Compile and run pointer_4.c

Question

In Java, do you pass by value or pass by reference?

Answer

  • Primitives are passed by value.
  • Objects are passed by reference.

Pointers and memory allocation

  • How does C request dynamic memory when you don’t know at compile-time exactly what you will need?
  • How does C allocate memory?
    • Automatic: compile arranges for memory to be allocated and initialized for local variables when it is in scope.
    • Static: memory for static variables are allocated once when program starts.
    • Dynamic: memory is allocated on the fly as needed.

Dynamic memory allocation

  • Unlike Java, you have to do everything!
    • Ask for memory.
    • Return memory when you are done (garbage collection!).
  • C function: malloc
    • void *malloc(size_t size);
    • The malloc() function allocates size bytes and returns a pointer to the allocated memory. The memory is not initialized. If size is 0, then malloc() returns either NULL, or a unique pointer value that can later be successfully passed to free().
  • C function: free
    • void free(void *ptr);
    • The free() function frees the memory space pointed to by ptr, which must have been returned by a previous call to malloc(), calloc() or realloc(). Otherwise, or if free(ptr) has already been called before, undefined behavior occurs. If ptr is NULL, no operation is performed.

Void pointer

  • When malloc allocates memory, it returns a sequence of bytes, with no predefined types.
  • A pointer that points to this sequence of bytes (the address of the starting byte), is called a void pointer.
  • A void pointer will then be typecast to an appropriate type.

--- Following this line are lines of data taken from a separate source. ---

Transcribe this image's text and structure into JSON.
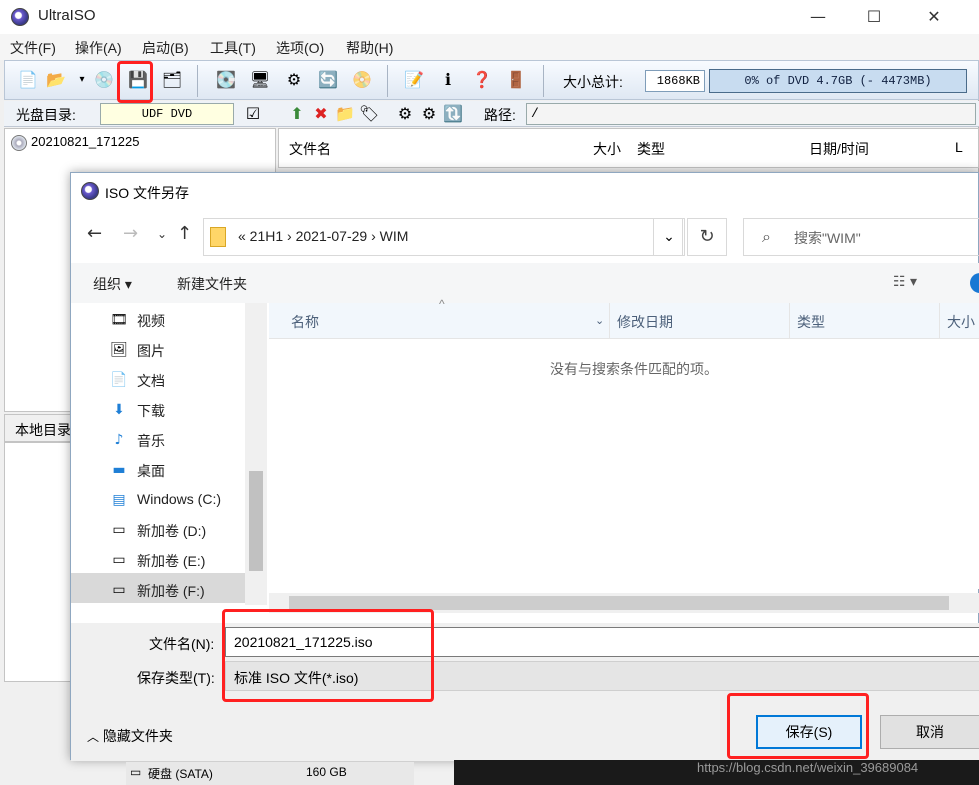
{
  "app": {
    "title": "UltraISO",
    "window_buttons": [
      "—",
      "☐",
      "✕"
    ]
  },
  "menu": [
    "文件(F)",
    "操作(A)",
    "启动(B)",
    "工具(T)",
    "选项(O)",
    "帮助(H)"
  ],
  "toolbar": {
    "size_total_label": "大小总计:",
    "size_total_value": "1868KB",
    "capacity_text": "0% of DVD 4.7GB (- 4473MB)",
    "capacity_percent": 0
  },
  "disc_row": {
    "label": "光盘目录:",
    "volume_name": "UDF DVD",
    "path_label": "路径:",
    "path_value": "/"
  },
  "left_tree": {
    "item": "20210821_171225"
  },
  "local_header": "本地目录",
  "file_columns": [
    "文件名",
    "大小",
    "类型",
    "日期/时间",
    "L"
  ],
  "dialog": {
    "title": "ISO 文件另存",
    "breadcrumbs": "«  21H1  ›  2021-07-29  ›  WIM",
    "search_placeholder": "搜索\"WIM\"",
    "organize": "组织 ▾",
    "new_folder": "新建文件夹",
    "nav_items": [
      "视频",
      "图片",
      "文档",
      "下载",
      "音乐",
      "桌面",
      "Windows (C:)",
      "新加卷 (D:)",
      "新加卷 (E:)",
      "新加卷 (F:)"
    ],
    "nav_icons": [
      "video-icon",
      "picture-icon",
      "document-icon",
      "download-icon",
      "music-icon",
      "desktop-icon",
      "drive-c-icon",
      "drive-d-icon",
      "drive-e-icon",
      "drive-f-icon"
    ],
    "columns": [
      "名称",
      "修改日期",
      "类型",
      "大小"
    ],
    "empty_message": "没有与搜索条件匹配的项。",
    "filename_label": "文件名(N):",
    "filename_value": "20210821_171225.iso",
    "filetype_label": "保存类型(T):",
    "filetype_value": "标准 ISO 文件(*.iso)",
    "hide_folders": "隐藏文件夹",
    "save": "保存(S)",
    "cancel": "取消"
  },
  "disk_row": {
    "name": "硬盘 (SATA)",
    "size": "160 GB"
  },
  "watermark": "https://blog.csdn.net/weixin_39689084",
  "colors": {
    "accent": "#0078d7",
    "annotation": "#ff2020"
  }
}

Hands-on 10: Malloc and type cast

  • In the EXPLORER window, right-click on intro-c and select New File.
  • Type malloc_1.c as the file name and hits Enter.
  • Enter the following source code in the editor windows:
#include <stdlib.h>
#include <stdio.h>

int main(int argc, char *argv[]) {
  void *p = malloc(4);
  int *ip = (int *)p;
  *ip = 98765;
  printf("%d\n", *ip);
 return 0;
}
  • What points to where:
    • void *p = malloc(4);: allocate 4 contiguous bytes. The address of the first byte is returned and assign to pointer variable p. p has no type, so it is a void pointer.
    • int *ip = (int *)p;: The address value pointed to by p is assigned to pointer variable ip. The bytes pointed to be p are now casted to type int.
  • Compile and run malloc_1.c

Compile and run malloc_1.c

Hands-on 11: Malloc and type cast with calculation

  • In the EXPLORER window, right-click on intro-c and select New File.
  • Type malloc_2.c as the file name and hits Enter.
  • Enter the following source code in the editor windows:
#include <stdlib.h>
#include <stdio.h>

int main(int argc, char *argv[]) {
  int *ip = (int *)malloc(sizeof(int));
  *ip = 98765;
  printf("%d\n", *ip);
  return 0;
}
  • Only ask for exactly what you need!
  • Compile and run malloc_2.c

Compile and run malloc_2.c

Hands-on 12: Safety

  • In the EXPLORER window, right-click on intro-c and select New File.
  • Type malloc_3.c as the file name and hits Enter.
  • Enter the following source code in the editor windows:
#include <stdlib.h>
#include <stdio.h>

int main(int argc, char *argv[]) {
  int *ip = (int *)malloc(sizeof(int));
  *ip = 98765;
  printf("%d\n", *ip);
  free(ip);
  ip = NULL;
  return 0;
}
  • Only ask for exactly what you need!
  • Compile and run malloc_3.c

Compile and run malloc_3.c

Dynamic memory allocation

  • Critical to support complex data structures that grow as the program executes.
  • In Java, custom classes such as ArrayList and Vector provide such support.
  • In C, you have to do it manually: How?
  • Let’s start with a simpler problem:
    • How can we dynamically allocate memory to an array whose size is not known until during run time?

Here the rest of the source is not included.